Когда она вышла, Дарлинг приблизился к углу, где лежала шляпка, поднял ее. Ничего особенного – солома, красный цветок, вуалетка. В его огромной руке она выглядела совершенно обыкновенной, но когда ее надевала жена, будто подавала какой-то сигнал… Большой город, умные и опытные женщины пьют и обедают с мужчинами – отнюдь не их мужьями, – говорят о том, о чем нормальный человек понятия не имеет: французы рисуют картины не кисточками, а локтями, композиторы пишут симфонии, обходясь без единой мелодии, писатели знают все о политике, женщины знают все о писателях, пролетарском движении, Марксе. Обеды, где встречаются известные красавицы Америки и гомосексуалисты, которые смешат друг друга до слез, потому что недоговоренные предложения понимаются с полуслова и вызывают безумный смех, жены, которые называют мужей «бэби».

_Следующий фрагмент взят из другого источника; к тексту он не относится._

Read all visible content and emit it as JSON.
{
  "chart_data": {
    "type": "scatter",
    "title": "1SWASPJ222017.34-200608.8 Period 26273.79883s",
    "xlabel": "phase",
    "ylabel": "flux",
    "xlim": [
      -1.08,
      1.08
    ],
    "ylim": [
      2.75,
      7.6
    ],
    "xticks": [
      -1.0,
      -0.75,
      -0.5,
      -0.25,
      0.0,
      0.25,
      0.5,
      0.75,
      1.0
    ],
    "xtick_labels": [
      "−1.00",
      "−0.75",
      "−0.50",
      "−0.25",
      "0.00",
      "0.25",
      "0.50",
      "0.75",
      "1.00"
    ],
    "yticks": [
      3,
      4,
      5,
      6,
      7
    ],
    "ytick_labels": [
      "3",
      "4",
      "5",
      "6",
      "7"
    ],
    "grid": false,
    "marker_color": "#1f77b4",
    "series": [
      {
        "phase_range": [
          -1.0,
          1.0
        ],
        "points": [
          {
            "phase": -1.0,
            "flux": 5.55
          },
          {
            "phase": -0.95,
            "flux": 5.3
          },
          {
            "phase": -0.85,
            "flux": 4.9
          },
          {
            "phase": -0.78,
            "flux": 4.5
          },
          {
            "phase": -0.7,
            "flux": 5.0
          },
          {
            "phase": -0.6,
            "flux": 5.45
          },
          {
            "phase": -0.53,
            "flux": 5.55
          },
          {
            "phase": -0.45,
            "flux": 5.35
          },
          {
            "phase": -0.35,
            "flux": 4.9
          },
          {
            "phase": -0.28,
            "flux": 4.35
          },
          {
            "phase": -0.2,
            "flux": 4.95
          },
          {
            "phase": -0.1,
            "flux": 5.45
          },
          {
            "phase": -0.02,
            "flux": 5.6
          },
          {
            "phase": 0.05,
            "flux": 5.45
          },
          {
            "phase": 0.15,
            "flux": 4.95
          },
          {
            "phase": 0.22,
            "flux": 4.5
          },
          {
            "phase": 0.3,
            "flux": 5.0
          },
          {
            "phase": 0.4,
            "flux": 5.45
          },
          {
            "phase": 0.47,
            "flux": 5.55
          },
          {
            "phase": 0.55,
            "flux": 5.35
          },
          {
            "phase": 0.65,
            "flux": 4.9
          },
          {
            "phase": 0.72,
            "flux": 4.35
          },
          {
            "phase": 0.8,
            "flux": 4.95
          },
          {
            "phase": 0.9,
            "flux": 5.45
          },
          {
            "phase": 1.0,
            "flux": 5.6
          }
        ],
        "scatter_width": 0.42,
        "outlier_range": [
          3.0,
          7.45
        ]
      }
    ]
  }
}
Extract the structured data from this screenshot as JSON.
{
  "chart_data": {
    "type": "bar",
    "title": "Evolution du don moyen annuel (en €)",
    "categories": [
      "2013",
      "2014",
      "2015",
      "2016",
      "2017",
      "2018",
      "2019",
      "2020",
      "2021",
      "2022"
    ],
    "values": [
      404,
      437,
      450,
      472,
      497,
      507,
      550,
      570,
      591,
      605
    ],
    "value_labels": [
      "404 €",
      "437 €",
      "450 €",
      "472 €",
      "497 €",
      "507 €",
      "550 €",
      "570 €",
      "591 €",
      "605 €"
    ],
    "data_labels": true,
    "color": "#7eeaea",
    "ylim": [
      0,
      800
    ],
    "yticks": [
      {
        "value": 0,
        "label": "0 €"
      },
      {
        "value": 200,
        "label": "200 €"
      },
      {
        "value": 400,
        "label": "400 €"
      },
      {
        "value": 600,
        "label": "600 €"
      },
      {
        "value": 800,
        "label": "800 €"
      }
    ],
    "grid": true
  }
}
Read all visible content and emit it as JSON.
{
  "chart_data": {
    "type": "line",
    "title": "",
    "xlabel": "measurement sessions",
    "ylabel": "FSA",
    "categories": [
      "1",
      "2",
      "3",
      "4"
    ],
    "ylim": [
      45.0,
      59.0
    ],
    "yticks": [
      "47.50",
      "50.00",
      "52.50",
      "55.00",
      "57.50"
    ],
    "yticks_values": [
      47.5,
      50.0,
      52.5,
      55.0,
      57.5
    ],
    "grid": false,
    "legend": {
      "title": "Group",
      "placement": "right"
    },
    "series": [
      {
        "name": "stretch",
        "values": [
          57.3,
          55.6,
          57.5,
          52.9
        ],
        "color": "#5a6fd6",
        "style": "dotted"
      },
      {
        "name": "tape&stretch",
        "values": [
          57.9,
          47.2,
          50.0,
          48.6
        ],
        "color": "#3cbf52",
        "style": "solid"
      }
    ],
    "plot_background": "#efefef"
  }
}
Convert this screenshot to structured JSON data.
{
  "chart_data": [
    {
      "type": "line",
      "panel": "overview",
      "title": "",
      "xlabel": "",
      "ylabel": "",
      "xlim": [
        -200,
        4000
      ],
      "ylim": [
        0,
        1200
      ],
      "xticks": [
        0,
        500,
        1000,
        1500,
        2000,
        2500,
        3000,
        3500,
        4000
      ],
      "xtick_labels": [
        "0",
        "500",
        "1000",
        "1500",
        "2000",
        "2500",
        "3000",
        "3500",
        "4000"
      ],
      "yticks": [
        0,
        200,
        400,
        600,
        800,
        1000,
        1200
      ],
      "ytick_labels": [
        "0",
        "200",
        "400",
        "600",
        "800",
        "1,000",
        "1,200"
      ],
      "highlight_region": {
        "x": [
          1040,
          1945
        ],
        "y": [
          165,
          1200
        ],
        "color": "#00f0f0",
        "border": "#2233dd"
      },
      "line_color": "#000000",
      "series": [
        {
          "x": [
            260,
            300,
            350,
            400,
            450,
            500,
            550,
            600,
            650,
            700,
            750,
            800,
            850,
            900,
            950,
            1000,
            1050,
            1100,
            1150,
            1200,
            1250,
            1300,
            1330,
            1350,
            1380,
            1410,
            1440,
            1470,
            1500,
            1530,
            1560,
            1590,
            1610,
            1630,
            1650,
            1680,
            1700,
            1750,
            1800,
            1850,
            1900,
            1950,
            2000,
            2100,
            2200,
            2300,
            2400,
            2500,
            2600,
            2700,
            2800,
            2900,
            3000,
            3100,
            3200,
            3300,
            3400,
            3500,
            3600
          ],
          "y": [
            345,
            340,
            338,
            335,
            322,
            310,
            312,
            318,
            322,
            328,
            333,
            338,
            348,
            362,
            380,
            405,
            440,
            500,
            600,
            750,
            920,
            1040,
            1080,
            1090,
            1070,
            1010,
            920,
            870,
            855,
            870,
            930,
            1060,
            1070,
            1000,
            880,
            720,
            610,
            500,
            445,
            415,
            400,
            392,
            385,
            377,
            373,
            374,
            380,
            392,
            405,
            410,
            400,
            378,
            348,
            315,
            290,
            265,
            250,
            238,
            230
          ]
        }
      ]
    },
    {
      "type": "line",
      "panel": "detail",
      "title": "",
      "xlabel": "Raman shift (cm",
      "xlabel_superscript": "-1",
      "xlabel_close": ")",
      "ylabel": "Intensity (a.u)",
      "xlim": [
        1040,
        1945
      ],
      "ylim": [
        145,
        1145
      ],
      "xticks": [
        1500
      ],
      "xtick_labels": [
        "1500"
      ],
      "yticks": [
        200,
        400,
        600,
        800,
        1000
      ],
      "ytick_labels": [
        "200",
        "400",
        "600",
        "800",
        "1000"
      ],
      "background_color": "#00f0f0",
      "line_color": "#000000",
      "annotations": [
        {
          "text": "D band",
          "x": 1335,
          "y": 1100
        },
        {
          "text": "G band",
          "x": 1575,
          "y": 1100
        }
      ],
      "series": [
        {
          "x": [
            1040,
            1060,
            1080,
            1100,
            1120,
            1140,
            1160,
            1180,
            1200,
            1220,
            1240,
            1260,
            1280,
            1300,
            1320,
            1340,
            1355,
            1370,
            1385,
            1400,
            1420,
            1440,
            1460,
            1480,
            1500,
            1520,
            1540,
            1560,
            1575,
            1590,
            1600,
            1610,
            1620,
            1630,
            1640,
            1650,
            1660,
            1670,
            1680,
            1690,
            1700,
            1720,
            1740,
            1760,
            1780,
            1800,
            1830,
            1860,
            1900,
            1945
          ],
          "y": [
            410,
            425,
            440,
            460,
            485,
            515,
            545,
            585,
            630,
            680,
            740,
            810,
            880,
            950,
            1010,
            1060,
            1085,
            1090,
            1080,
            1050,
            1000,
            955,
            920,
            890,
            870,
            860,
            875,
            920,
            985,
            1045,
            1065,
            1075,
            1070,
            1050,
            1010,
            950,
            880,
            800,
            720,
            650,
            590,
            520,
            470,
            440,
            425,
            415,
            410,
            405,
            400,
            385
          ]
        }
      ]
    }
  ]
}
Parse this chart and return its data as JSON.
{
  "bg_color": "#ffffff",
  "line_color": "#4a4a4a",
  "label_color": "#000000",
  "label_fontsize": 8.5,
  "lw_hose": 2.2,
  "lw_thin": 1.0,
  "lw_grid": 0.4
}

Он положил шляпку – солома, красный цветок, вуалетка – на стол. Глотнул чистого виски и прошел в ванную, где его жена лежала в теплой воде, что-то напевала и иногда улыбалась, как маленькая девочка, похлопывая по воде рукой, отчего по ванной растекался запах ароматических солей, которыми она пользовалась.

Постоял, глядя на нее сверху вниз. Она улыбнулась, ее розовое тело поблескивало в теплой душистой воде. Вновь он осознал, как она прекрасна, как она ему нужна.

– Я хочу, чтобы ты не называла меня бэби.

Она посмотрела на него, ее глаза наполнились печалью, она поняла, что он хотел ей сказать. Он опустился на колени, обнял ее, замочив рукава пиджака и рубашки, изо всех сил прижал к груди, едва не раздавив, поцеловал в отчаянии и печали.

Потом он начал работать – занялся продажей недвижимости и автомобилей, но почему-то, хотя он и являлся на работу каждый день к девяти утра, ему не удавалось ничего продать и хоть что-нибудь заработать.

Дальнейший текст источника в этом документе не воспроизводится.